Quattro laboratori in cui lo scopo è capire cosa significa interpretare. Si partirà dalla lettura del sé, attraverso un processo maieutico molto particolare, si rifletterà poi sull’idea di come possano esserci letture diverse a partire da una stessa realtà per arrivare infine all’idea che ogni interpretazione non è mai unica ma contiene sempre nuovi significati.

Idee spaziali

  1. Da forma nasce cosa. Dalla mitologia alla filosofia
  2. Ma se il vuoto fosse pieno e il pieno fosse vuoto? Pensieri spaziali sul pieno e sul vuoto
  3. Verso l’infinito e oltre... L’infinito tra spazio, numeri e arte
  4. Numeri: tra realtà e immaginazione. Numeri naturali, reali, immaginari: ma quanti ne esistono?

Partendo da una riflessione sulla differenza tra un pensiero di tipo sensibile ed uno astratto, si procederà all’analisi dell’entità spaziale e dei suoi attributi fino a giungere alla riflessione sul concetto di infinito.
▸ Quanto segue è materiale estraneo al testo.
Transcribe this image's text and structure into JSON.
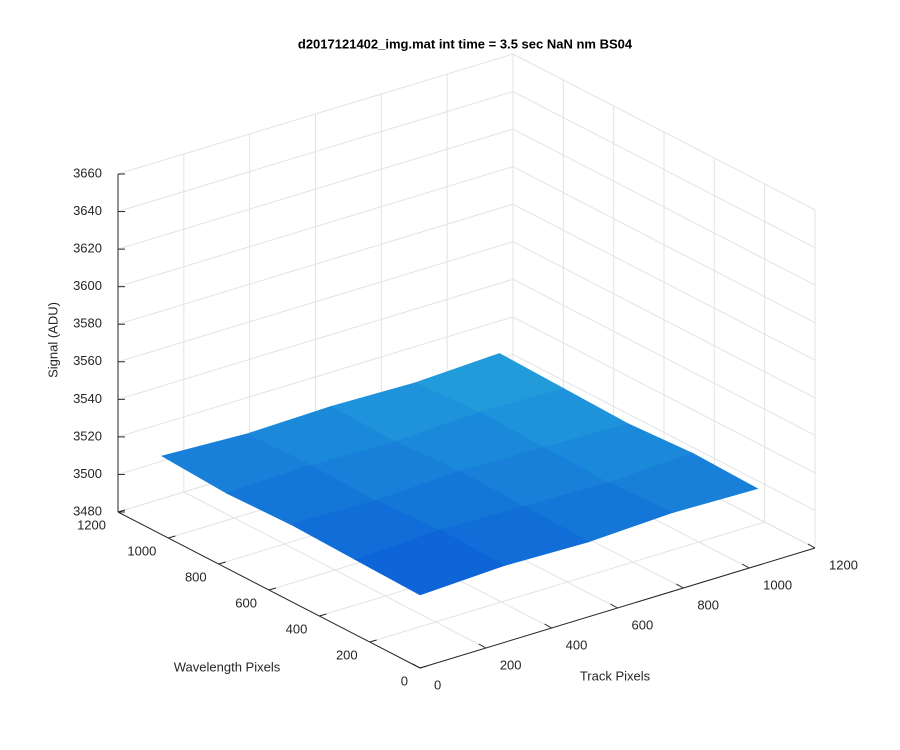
{
  "chart_data": {
    "type": "surface",
    "title": "d2017121402_img.mat int time = 3.5 sec  NaN nm BS04",
    "xlabel": "Track Pixels",
    "ylabel": "Wavelength Pixels",
    "zlabel": "Signal (ADU)",
    "x": [
      0,
      256,
      512,
      768,
      1024
    ],
    "y": [
      0,
      256,
      512,
      768,
      1024
    ],
    "z": [
      [
        3519,
        3521,
        3520,
        3522,
        3521
      ],
      [
        3520,
        3522,
        3521,
        3520,
        3522
      ],
      [
        3521,
        3520,
        3522,
        3521,
        3520
      ],
      [
        3520,
        3521,
        3520,
        3522,
        3521
      ],
      [
        3522,
        3520,
        3521,
        3520,
        3522
      ]
    ],
    "xlim": [
      0,
      1200
    ],
    "ylim": [
      0,
      1200
    ],
    "zlim": [
      3480,
      3660
    ],
    "xticks": [
      0,
      200,
      400,
      600,
      800,
      1000,
      1200
    ],
    "yticks": [
      0,
      200,
      400,
      600,
      800,
      1000,
      1200
    ],
    "zticks": [
      3480,
      3500,
      3520,
      3540,
      3560,
      3580,
      3600,
      3620,
      3640,
      3660
    ],
    "grid": true,
    "colors": [
      "#0a5cd6",
      "#25a4dc"
    ]
  }
}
La natura tra visibile e invisibile

  1. Ma se il vuoto fosse pieno e il pieno fosse vuoto? Pensieri spaziali sul pieno e sul vuoto
  2. La regola e il caso. Goethe e la natura
  3. Tra bello e sublime. Kant e la bellezza
  4. Da forma nasce cosa. Dalla mitologia alla filosofia

A partire da una riflessione sulle caratteristiche dello spazio che ci circonda, si procederà all’indagine delle regole che sovrintendono questa stessa spazialità giungendo infine ad una lettura di carattere estetico della natura circostante.

Vero o falso? Forse

  1. Prendi tempo e perdi tempo? Il tempo tra misurazione e percezione
  2. Numeri: tra realtà e immaginazione. Numeri naturali, reali, immaginari: ma quanti ne esistono?
  3. Ma se il vuoto fosse pieno e il pieno fosse vuoto? Pensieri spaziali sul pieno e sul vuoto
  4. Da forma nasce cosa. Dalla mitologia alla filosofia
  5. La regola e il caso. Goethe e la natura

Cinque laboratori per riflettere su cinque concetti che stanno alla base di tutte le scienze, perché misurabili. Ne siamo realmente convinti? Attraverso questi tre laboratori vedremo che anche in questo caso le letture possono essere molteplici.